Горный трансильванский городок, в котором разместился ее полевой госпиталь, уже исчез позади, за перевалами. Колонна машин несется вниз, и багряные горы расступаются, как живые, давая дорогу. Кажется: через какой-нибудь километр дорога кончится, вот-вот машины с хода налетят одна за другой на скалу и рассыплются в щепы. Проехали и этот километр, а дороге нет конца, это только крутой поворот — «берегись!» — и снова, огибая скалу, побежало шоссе, вырубленное неведомыми каменотесами.
Идут и идут маршевые роты. Но эти роты уже, видимо, сформированы не из тех бывалых вояк, которые плывут зарубцованные из госпиталей. Эти — как один — в новом обмундировании с незаконченными котелками за спиной.
— Почему они такие хмурые? — обращается Ясногорская к артиллерийскому технику, сидящему у кабины, желтому, словно с похмелья.
— Вчерашние узники, — поясняет техник. — Из румынских тюрем и лагерей.

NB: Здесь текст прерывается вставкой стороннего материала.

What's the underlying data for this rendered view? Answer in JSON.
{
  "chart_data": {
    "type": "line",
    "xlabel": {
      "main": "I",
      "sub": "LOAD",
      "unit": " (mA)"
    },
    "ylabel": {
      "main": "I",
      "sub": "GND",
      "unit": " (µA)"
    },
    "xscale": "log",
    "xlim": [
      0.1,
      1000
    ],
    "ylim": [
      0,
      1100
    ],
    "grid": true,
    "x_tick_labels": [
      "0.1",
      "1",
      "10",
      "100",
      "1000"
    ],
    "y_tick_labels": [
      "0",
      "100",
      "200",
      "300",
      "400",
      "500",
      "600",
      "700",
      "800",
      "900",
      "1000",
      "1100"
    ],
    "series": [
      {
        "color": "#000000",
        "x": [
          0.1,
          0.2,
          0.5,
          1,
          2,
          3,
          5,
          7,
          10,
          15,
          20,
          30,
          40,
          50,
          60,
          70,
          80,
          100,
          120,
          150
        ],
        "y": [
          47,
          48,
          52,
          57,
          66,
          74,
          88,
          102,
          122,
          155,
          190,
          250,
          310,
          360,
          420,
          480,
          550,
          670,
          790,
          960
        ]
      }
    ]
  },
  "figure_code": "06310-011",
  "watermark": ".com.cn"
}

Доброкачественное пополнение. Злое.
— А где же их оружие?
— Оружие будет. Может быть, вы как раз на нем стоите.
Только теперь Ясногорская заметила, что стоит на длинных ящиках, забитых наглухо. В задке кузова из-под брезента выглядывали старательно уложенные какие-то зеленые трубы.
— Это тоже оружие? — кивнула Шура на трубы.
— Спрашиваете… Это минометы.
Шура припомнила, что именно такими минометами командует Юрась.
— Они страшные?
— Рвут немцев в клочья. У нас их зовут самоварами.
— Самоварами? — Ясногорская радостно подняла брови. — Говорите: страшное, а так нежно называется!